I’ve just finished a book called, “The Gospel Blimp, by Joseph Bayly.” It was published in 1960, but it’s amazingly relevant to Christians today.
The story begins with a group of typical, white, middle-class, protestant Americans having a get-together in one of their back yards. The discussion turns to evangelism, and after some time, an idea is floated that would change their lives for the next few years: a Gospel Blimp. The proposed Blimp would be visible to the whole city and would carry a simple Christian message. They look across the fence and notice the neighbors smoking and drinking beer as usual. This all-too-familiar sight provides the necessary motivation and soon all agree to commit to making the Blimp everything it needs to be to evangelise their city. They especially pray that the next door neighbors would be the first to be saved through the blimp.
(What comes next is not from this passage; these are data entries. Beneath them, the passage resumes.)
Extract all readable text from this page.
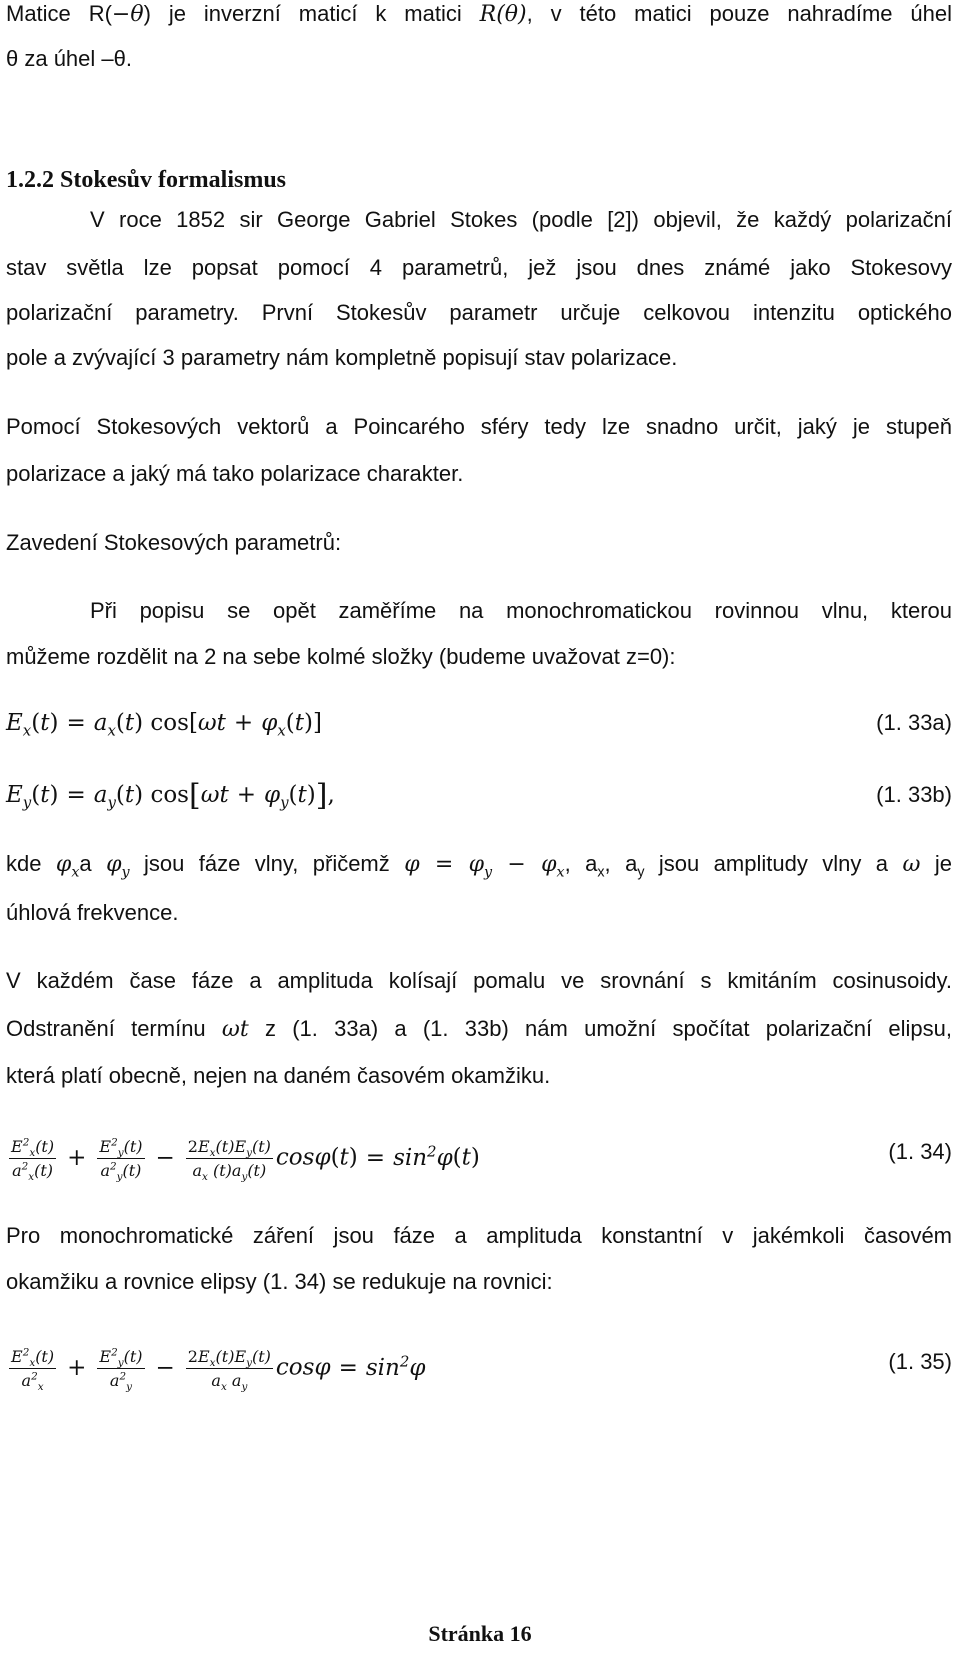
Matice R(−θ) je inverzní maticí k matici R(θ), v této matici pouze nahradíme úhel
θ za úhel –θ.
1.2.2 Stokesův formalismus
V roce 1852 sir George Gabriel Stokes (podle [2]) objevil, že každý polarizační
stav světla lze popsat pomocí 4 parametrů, jež jsou dnes známé jako Stokesovy
polarizační parametry. První Stokesův parametr určuje celkovou intenzitu optického
pole a zvývající 3 parametry nám kompletně popisují stav polarizace.
Pomocí Stokesových vektorů a Poincarého sféry tedy lze snadno určit, jaký je stupeň
polarizace a jaký má tako polarizace charakter.
Zavedení Stokesových parametrů:
Při popisu se opět zaměříme na monochromatickou rovinnou vlnu, kterou
můžeme rozdělit na 2 na sebe kolmé složky (budeme uvažovat z=0):
$E_x(t) = a_x(t) \cos[\omega t + \varphi_x(t)]$	(1. 33a)
$E_y(t) = a_y(t) \cos[\omega t + \varphi_y(t)]$,	(1. 33b)
kde $\varphi_xa$ $\varphi_y$ jsou fáze vlny, přičemž $\varphi = \varphi_y - \varphi_x$, $a_x$, $a_y$ jsou amplitudy vlny a ω je
úhlová frekvence.
V každém čase fáze a amplituda kolísají pomalu ve srovnání s kmitáním cosinusoidy.
Odstranění termínu ωt z (1. 33a) a (1. 33b) nám umožní spočítat polarizační elipsu,
která platí obecně, nejen na daném časovém okamžiku.
$\frac{E^2_x(t)}{a^2_x(t)} + \frac{E^2_y(t)}{a^2_y(t)} - \frac{2E_x(t)E_y(t)}{a_x (t)a_y(t)} \cos\varphi(t) = \sin^2\varphi(t)$	(1. 34)
Pro monochromatické záření jsou fáze a amplituda konstantní v jakémkoli časovém
okamžiku a rovnice elipsy (1. 34) se redukuje na rovnici:
$\frac{E^2_x(t)}{a^2_x} + \frac{E^2_y(t)}{a^2_y} - \frac{2E_x(t)E_y(t)}{a_x a_y}$ $\cos\varphi = \sin^2\varphi$	(1. 35)
Stránka 16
Over the next few years, the group sees International Gospel Blimps, Incorporated (I.G.B.I) grow and develop far further than they ever expected it to grow, finding support from many Christians. Prayer meetings, publicity personnel, PA systems, lighted signs, the works. The I.G.B.I. committee experiences ups and downs, family trouble, interior conflict and resolution, sacrifice, success, tragedy and a host of other twists and turns. Possibly the worst of these is that the couple with the next door neighbors eventually leave the committee altogether. That doesn’t hinder the commitment of the rest of the committee. They press on.
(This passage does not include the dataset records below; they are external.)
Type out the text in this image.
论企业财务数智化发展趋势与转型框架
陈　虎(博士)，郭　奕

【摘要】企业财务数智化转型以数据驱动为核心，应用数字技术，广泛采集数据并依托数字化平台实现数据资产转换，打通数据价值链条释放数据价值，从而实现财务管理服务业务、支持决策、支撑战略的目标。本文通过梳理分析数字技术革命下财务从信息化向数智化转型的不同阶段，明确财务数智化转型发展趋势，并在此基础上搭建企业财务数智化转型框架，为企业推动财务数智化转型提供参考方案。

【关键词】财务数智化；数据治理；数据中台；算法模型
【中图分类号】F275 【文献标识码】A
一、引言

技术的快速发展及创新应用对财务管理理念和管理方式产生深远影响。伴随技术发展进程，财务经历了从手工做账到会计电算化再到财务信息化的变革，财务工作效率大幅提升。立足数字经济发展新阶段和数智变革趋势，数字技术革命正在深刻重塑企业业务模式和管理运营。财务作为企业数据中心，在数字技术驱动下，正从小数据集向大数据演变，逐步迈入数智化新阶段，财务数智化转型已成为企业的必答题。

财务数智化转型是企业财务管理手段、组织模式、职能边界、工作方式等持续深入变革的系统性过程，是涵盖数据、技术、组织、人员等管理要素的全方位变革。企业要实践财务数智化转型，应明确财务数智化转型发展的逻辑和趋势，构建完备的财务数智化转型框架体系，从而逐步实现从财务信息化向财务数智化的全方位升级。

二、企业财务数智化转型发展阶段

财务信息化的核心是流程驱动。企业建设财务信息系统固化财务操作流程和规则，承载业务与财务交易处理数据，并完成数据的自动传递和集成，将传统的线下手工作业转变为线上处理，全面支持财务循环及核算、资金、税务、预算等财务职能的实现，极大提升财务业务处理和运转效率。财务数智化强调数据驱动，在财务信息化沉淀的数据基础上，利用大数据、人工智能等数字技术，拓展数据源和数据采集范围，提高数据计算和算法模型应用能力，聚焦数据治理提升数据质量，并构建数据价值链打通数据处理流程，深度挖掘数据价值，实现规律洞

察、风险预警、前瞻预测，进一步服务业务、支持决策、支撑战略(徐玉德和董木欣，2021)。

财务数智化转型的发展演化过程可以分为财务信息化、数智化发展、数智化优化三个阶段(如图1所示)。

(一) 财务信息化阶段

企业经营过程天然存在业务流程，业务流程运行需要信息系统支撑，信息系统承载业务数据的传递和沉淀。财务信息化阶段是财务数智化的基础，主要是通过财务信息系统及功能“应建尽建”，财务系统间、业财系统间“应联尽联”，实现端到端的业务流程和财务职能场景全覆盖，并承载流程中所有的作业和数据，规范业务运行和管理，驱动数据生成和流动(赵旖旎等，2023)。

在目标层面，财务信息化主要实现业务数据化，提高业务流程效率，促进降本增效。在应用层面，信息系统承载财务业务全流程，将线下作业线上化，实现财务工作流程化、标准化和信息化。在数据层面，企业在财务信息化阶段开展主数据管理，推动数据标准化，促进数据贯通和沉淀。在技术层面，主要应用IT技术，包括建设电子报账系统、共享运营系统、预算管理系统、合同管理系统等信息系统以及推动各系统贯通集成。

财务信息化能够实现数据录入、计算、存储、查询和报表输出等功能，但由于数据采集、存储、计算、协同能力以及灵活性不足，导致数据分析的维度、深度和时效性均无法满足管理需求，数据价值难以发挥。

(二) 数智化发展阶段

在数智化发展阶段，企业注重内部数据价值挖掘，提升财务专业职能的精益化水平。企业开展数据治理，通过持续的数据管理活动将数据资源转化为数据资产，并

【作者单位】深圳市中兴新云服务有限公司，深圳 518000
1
Eventually, the story closes when the couple that had left invites the committee over to their house again for a BBQ. Also invited to the BBQ were the next-door neighbors. Only they had become Christians. The various committee members are eager to hear the long-awaited story of how God used the Blimp to touch their hearts and draw them to faith. The committee is shocked when the neighbors said that God hadn’t used the Blimp to save them. They instead had been deeply moved by their neighbors recently increased involvement in their lives. Their love and care for them through some tough times had been a huge witness to the love of Christ. Toward the end of the BBQ, one of the committee members thinks he will take this golden opportunity to invite the new Christian husband to the Blimp hangar the next morning to help others with their work on the Blimp. The neighbor has to decline because he has plans with a couple of his neighbors to go bowling.
I recommend reading this book in it’s entirety, because I think it vividly portrays how many sincere, genuine Christians can be a bit misguided in their efforts. An essential ingredient for Christian witness has always been and will always be love. Selfless love. Even if you have to miss a few Gospel Blimp prayer meetings, or not be involved altogether.